На этот раз надвигалось нечто такое, что никакого твоего участия не требовало. Делать же должны были со мной и надо мной.

Повторяю: ничего особенного еще не произошло ни со мной, ни со временем. Но дело шло к тому, что нечто значительное и очень скверное произойдет — скоро и неминуемо.

Надежд не было. И не только ближних, что было понятно, но и отдаленных. О светлом будущем не думалось. Предполагалось, что будущего у меня и у людей моего круга не будет никакого. Примерно в это же время я читал стихи Илье Григорьевичу Эренбургу, и он сказал: „Ну, это будет напечатано через двести лет“. Именно так и сказал: „через двести лет“, а не лет через двести. А ведь он был человеком точного ума, в политике разбирался и на моей памяти неоднократно угадывал даже распределение мандатов на каких-нибудь западноевропейских парламентских выборах.

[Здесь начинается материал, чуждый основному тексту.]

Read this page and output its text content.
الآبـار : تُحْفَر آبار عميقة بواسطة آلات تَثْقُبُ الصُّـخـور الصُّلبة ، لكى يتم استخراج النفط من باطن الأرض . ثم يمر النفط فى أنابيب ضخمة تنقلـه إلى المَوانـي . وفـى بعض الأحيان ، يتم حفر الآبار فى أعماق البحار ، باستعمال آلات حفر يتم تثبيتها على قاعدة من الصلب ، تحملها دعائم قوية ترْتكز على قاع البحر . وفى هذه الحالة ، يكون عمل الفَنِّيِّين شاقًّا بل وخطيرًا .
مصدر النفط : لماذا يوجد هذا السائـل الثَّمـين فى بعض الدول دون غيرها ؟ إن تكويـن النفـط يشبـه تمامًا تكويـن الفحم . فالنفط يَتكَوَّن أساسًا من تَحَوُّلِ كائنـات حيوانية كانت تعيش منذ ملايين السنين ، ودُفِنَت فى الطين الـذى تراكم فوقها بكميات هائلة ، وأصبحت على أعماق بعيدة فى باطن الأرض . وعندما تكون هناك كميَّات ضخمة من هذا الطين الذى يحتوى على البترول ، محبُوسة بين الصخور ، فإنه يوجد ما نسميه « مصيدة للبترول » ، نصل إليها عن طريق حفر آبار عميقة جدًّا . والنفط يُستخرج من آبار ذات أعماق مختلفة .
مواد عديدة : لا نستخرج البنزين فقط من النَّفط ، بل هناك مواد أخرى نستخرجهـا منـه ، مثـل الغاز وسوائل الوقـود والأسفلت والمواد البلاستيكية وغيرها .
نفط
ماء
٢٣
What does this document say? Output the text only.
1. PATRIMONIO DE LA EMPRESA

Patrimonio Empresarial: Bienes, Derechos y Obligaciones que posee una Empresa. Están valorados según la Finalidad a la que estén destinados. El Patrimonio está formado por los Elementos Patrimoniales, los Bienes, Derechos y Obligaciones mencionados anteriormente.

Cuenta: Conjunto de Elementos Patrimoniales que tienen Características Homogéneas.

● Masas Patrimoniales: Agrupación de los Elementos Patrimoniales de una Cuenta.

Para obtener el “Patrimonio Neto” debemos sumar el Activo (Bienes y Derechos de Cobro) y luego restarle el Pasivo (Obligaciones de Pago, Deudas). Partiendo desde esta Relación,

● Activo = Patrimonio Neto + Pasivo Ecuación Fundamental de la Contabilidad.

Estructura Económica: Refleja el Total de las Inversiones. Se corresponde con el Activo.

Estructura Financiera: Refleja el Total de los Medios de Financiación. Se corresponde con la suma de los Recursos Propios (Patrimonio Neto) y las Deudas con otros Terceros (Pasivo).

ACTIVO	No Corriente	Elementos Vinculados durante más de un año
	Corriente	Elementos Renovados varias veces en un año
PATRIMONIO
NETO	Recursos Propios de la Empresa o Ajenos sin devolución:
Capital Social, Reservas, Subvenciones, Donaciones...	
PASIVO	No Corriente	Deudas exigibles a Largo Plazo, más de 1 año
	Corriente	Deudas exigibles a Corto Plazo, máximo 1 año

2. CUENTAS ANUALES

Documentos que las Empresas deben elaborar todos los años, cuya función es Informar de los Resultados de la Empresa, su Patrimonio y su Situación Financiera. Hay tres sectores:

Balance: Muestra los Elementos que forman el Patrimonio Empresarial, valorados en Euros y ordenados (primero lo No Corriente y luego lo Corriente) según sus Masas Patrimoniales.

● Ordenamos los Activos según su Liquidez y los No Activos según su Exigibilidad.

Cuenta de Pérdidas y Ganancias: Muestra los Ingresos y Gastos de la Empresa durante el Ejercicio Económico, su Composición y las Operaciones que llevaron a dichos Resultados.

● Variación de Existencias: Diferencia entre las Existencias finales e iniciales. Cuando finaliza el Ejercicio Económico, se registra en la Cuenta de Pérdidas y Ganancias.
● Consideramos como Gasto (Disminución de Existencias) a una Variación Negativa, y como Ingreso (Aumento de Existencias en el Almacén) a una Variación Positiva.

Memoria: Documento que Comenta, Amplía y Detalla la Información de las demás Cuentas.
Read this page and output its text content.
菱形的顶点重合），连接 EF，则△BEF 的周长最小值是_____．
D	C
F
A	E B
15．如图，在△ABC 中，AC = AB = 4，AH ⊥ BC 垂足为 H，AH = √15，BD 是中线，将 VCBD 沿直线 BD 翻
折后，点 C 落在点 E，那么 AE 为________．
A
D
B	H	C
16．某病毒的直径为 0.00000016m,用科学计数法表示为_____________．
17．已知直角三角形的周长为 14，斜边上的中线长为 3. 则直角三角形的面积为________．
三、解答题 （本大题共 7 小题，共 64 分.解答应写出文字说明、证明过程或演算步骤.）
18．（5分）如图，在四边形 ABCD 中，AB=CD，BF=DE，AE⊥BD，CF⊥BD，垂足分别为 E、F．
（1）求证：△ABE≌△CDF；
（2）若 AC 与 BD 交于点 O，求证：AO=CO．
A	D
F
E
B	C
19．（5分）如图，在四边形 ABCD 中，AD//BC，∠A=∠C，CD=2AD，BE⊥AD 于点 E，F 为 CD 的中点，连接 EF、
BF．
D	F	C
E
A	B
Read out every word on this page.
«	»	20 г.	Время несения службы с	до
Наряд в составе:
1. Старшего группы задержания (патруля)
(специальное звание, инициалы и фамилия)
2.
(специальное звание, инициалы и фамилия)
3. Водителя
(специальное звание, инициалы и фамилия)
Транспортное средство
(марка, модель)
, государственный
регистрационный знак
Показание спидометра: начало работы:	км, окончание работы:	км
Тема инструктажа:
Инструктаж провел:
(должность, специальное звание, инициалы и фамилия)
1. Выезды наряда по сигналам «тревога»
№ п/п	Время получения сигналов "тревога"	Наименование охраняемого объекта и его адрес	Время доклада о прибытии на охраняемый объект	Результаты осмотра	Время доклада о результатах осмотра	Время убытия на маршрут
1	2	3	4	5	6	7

И вот Эренбург, не прорицатель, а прогнозист, спрогнозировал для моих стихов (для „Давайте после драки…“ в том числе) такую, мягко говоря, посмертную публикацию.

Я ему не возражал…

Позднее я объявил это стихотворение посмертным монологом Кульчицкого и назвал „Голос друга“… Через год-два у меня уже не было оснований для автопохорон. Драка продолжалась. Но осенью 1952 года ощущение было именно такое: после драки».

(Борис Слуцкий. О других и о себе. М., 2005. С. 194.)

Оснований для автопохорон уже не было, но маскировочное название сохранилось, и под этим маскировочным, фальшивым заглавием стихотворение печатается и поныне.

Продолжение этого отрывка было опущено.